Scott, Thanks for that little bit of insight into your personal portfolio workflow. I too find that 90% of my professional and personal work is done using one lens, a 90mm Tilt-Shift. At first I thought it was weird listening to other photographers spout off all the lenses they had and then me just saying; "Well I have a 90 tilt-shift, a 50mm and a 24-70." I am in the process of redoing my portfolio and your videos have been a helpful reminder to stay focused on what type of work I want to shoot professionally in the future.

The interesting issue this brings up is that we naturally see the world from a certain visual perspective, and this would find an equivalence in angle of view or focal length.

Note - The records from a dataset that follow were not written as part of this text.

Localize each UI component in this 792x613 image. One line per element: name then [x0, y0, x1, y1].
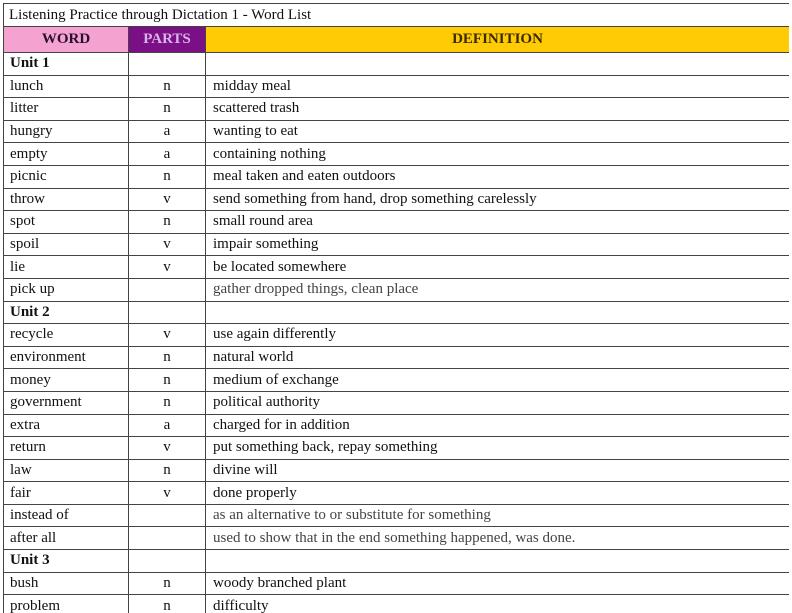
table-row	[4, 527, 790, 550]
definition-cell: divine will	[206, 459, 790, 482]
word-cell: hungry	[4, 120, 129, 143]
definition-cell: midday meal	[206, 75, 790, 98]
table-row	[4, 120, 790, 143]
definition-cell: natural world	[206, 346, 790, 369]
word-cell: pick up	[4, 278, 129, 301]
part-of-speech-cell: n	[129, 165, 206, 188]
table-row	[4, 504, 790, 527]
empty-cell	[129, 550, 206, 573]
table-row	[4, 233, 790, 256]
part-of-speech-cell: n	[129, 459, 206, 482]
unit-label: Unit 2	[4, 301, 129, 324]
part-of-speech-cell: n	[129, 75, 206, 98]
table-row	[4, 391, 790, 414]
word-cell: lunch	[4, 75, 129, 98]
part-of-speech-cell: n	[129, 595, 206, 613]
table-row	[4, 482, 790, 505]
word-cell: spoil	[4, 233, 129, 256]
word-cell: government	[4, 391, 129, 414]
part-of-speech-cell	[129, 504, 206, 527]
part-of-speech-cell: n	[129, 98, 206, 121]
definition-cell: as an alternative to or substitute for something	[206, 504, 790, 527]
part-of-speech-cell: a	[129, 414, 206, 437]
header-word: WORD	[4, 27, 129, 53]
table-row	[4, 98, 790, 121]
table-row	[4, 459, 790, 482]
unit-label: Unit 1	[4, 53, 129, 76]
table-row	[4, 437, 790, 460]
empty-cell	[206, 550, 790, 573]
word-cell: environment	[4, 346, 129, 369]
header-parts: PARTS	[129, 27, 206, 53]
part-of-speech-cell: v	[129, 188, 206, 211]
table-row	[4, 414, 790, 437]
header-row	[4, 27, 790, 53]
definition-cell: woody branched plant	[206, 572, 790, 595]
table-row	[4, 188, 790, 211]
word-cell: extra	[4, 414, 129, 437]
definition-cell: political authority	[206, 391, 790, 414]
definition-cell: small round area	[206, 211, 790, 234]
table-row	[4, 256, 790, 279]
word-cell: empty	[4, 143, 129, 166]
definition-cell: impair something	[206, 233, 790, 256]
empty-cell	[129, 301, 206, 324]
word-list-table	[3, 3, 789, 613]
part-of-speech-cell	[129, 278, 206, 301]
header-definition: DEFINITION	[206, 27, 790, 53]
part-of-speech-cell: a	[129, 120, 206, 143]
part-of-speech-cell: n	[129, 369, 206, 392]
empty-cell	[206, 301, 790, 324]
word-cell: law	[4, 459, 129, 482]
part-of-speech-cell: a	[129, 143, 206, 166]
table-row	[4, 346, 790, 369]
definition-cell: send something from hand, drop something carelessly	[206, 188, 790, 211]
word-cell: spot	[4, 211, 129, 234]
unit-row	[4, 550, 790, 573]
definition-cell: done properly	[206, 482, 790, 505]
title-row	[4, 4, 790, 27]
part-of-speech-cell: v	[129, 324, 206, 347]
part-of-speech-cell	[129, 527, 206, 550]
part-of-speech-cell: v	[129, 256, 206, 279]
word-cell: fair	[4, 482, 129, 505]
table-row	[4, 369, 790, 392]
word-cell: problem	[4, 595, 129, 613]
unit-row	[4, 301, 790, 324]
word-cell: recycle	[4, 324, 129, 347]
word-cell: return	[4, 437, 129, 460]
definition-cell: gather dropped things, clean place	[206, 278, 790, 301]
word-cell: lie	[4, 256, 129, 279]
word-cell: after all	[4, 527, 129, 550]
table-row	[4, 165, 790, 188]
definition-cell: medium of exchange	[206, 369, 790, 392]
part-of-speech-cell: n	[129, 391, 206, 414]
definition-cell: put something back, repay something	[206, 437, 790, 460]
table-row	[4, 572, 790, 595]
table-row	[4, 143, 790, 166]
part-of-speech-cell: v	[129, 482, 206, 505]
part-of-speech-cell: n	[129, 346, 206, 369]
definition-cell: charged for in addition	[206, 414, 790, 437]
definition-cell: containing nothing	[206, 143, 790, 166]
part-of-speech-cell: n	[129, 211, 206, 234]
empty-cell	[129, 53, 206, 76]
empty-cell	[206, 53, 790, 76]
table-row	[4, 75, 790, 98]
word-cell: money	[4, 369, 129, 392]
word-list-document	[3, 3, 789, 613]
word-cell: litter	[4, 98, 129, 121]
word-cell: throw	[4, 188, 129, 211]
definition-cell: difficulty	[206, 595, 790, 613]
definition-cell: meal taken and eaten outdoors	[206, 165, 790, 188]
part-of-speech-cell: v	[129, 233, 206, 256]
document-title: Listening Practice through Dictation 1 - Word List	[4, 4, 790, 27]
word-cell: instead of	[4, 504, 129, 527]
table-row	[4, 211, 790, 234]
definition-cell: used to show that in the end something happened, was done.	[206, 527, 790, 550]
word-cell: picnic	[4, 165, 129, 188]
definition-cell: scattered trash	[206, 98, 790, 121]
table-row	[4, 278, 790, 301]
table-row	[4, 595, 790, 613]
table-row	[4, 324, 790, 347]
definition-cell: be located somewhere	[206, 256, 790, 279]
word-cell: bush	[4, 572, 129, 595]
part-of-speech-cell: n	[129, 572, 206, 595]
part-of-speech-cell: v	[129, 437, 206, 460]
unit-row	[4, 53, 790, 76]
definition-cell: wanting to eat	[206, 120, 790, 143]
definition-cell: use again differently	[206, 324, 790, 347]
unit-label: Unit 3	[4, 550, 129, 573]
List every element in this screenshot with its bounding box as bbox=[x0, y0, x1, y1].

I use 120mm with 4x5 and 35mm with full frame and these cover about 75% of the creative work I do. It is very important to discover this relationship between your mind's eye and the camera. I saw an article recently where the presenter said he only needs 3 lenses for landscape work, at wide angle zoom, a mid range zoom and a telephoto zoom - sorry I can't think of a word to describe this degradation of our craft.

Well he has three lenses, covering 184 focal lengths so kind of a stupid comment... :

This was great. The focal length choice is, to me, at the top of the list that define a photographers personality and intent.
I find myself, oddly enough, in the 40mm camp. I say 'oddly' because at the moment, I don't have a 40mm. I end up shooting mostly with a 50, and then still often enough with the old 35/85 combo depending on the need. I'm primarily a portrait photographer.
I've had two times around now with the Sigma 40mm Art for my Sony system and I find it to just be my perfect length, as it's closer to 42/43mm realistically.
My last one died unexpectedly, making me slightly wary of relying on another, so until either someone else (besides Zeiss with the problematic Batis) comes out with another good 40mm with AF, I'm quite fine with the 35 and 50 Sony/Zeiss', but yep, long story short, 40mm is the way I like to see things.

I remember when I used to read articles. Those were good times.

Very good presentation.
Makes me pause on GAS which I have but not acted upon.
Just spent yesterday also with my 100mm f2.8 Macro L IS. The fixed length and the thought on getting what I wanted there was no conflict.
Thank you for your thoughts, greatly appreciated.

Looks like you "see" with that lens, and since it looks like a lot of your portfolio work is of similar sized objects shot from a similar distance, it makes sense to stick with that lens, you know what it will look like without looking thru the camera.